One of my favorite records are Homestead Exemptions. I've used these records to help better understand the lives of my ancestors and fill in the blanks between census years. So far I've used them to research my Georgia ancestors. Georgia's records began in 1852 but, as these were state created laws, they began at different times in different states. According to the Georgia Archive, "the basic purpose of this exemption is to make a certain amount of person's property untaxable."
Given the purpose of the records, you might be able to guess what kind of information is included: the person who is seeking tax protection and details on the property needing protection. These records will list the head of the household and in some list his family members. Often, every member of the household will be listed by name; it's like a mini census! Then there is a list of property, such as acres of land, livestock, furniture, and seemingly random items such as sewing machines and guns. Sometimes you'll luck up and the record will include a plat map.

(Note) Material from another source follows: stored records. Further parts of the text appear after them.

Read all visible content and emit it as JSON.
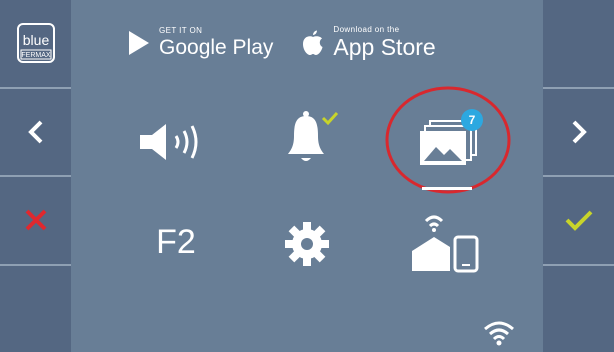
{
  "brand": {
    "logo_top": "blue",
    "logo_bottom": "FERMAX"
  },
  "stores": {
    "google": {
      "small": "GET IT ON",
      "big": "Google Play"
    },
    "apple": {
      "small": "Download on the",
      "big": "App Store"
    }
  },
  "tiles": {
    "f2_label": "F2",
    "gallery_badge": "7"
  },
  "colors": {
    "accent_check": "#c8d42a",
    "accent_cross": "#e0282e",
    "highlight_ring": "#d8282e",
    "badge": "#2ca8e0"
  },
  "icons": [
    "speaker-icon",
    "bell-icon",
    "gallery-icon",
    "settings-icon",
    "home-mobile-icon",
    "wifi-icon"
  ]
}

For example, you can see the Homestead Exemption application for my Great-Great-Great Grandfather, William W Sprouse. This record was filed in 1889 - hey, look at that! It's like a stand-in for the destroyed 1890 census. It lists William, wife Nancy, and children Tully, Walter, Nina, Miller and Bernie. This was exciting for me, in part because my Great-Great Grandmother, Nina Sprouse, never appeared on a census record with her parents. The record also lists the family's property and it's value. It's interesting to see the price of things in 1889.
Finding these records is always exciting for me, even though they tend to indicate that my ancestors were struggling financially. They are a bit of a gold mine and may help you learn something new about your ancestors.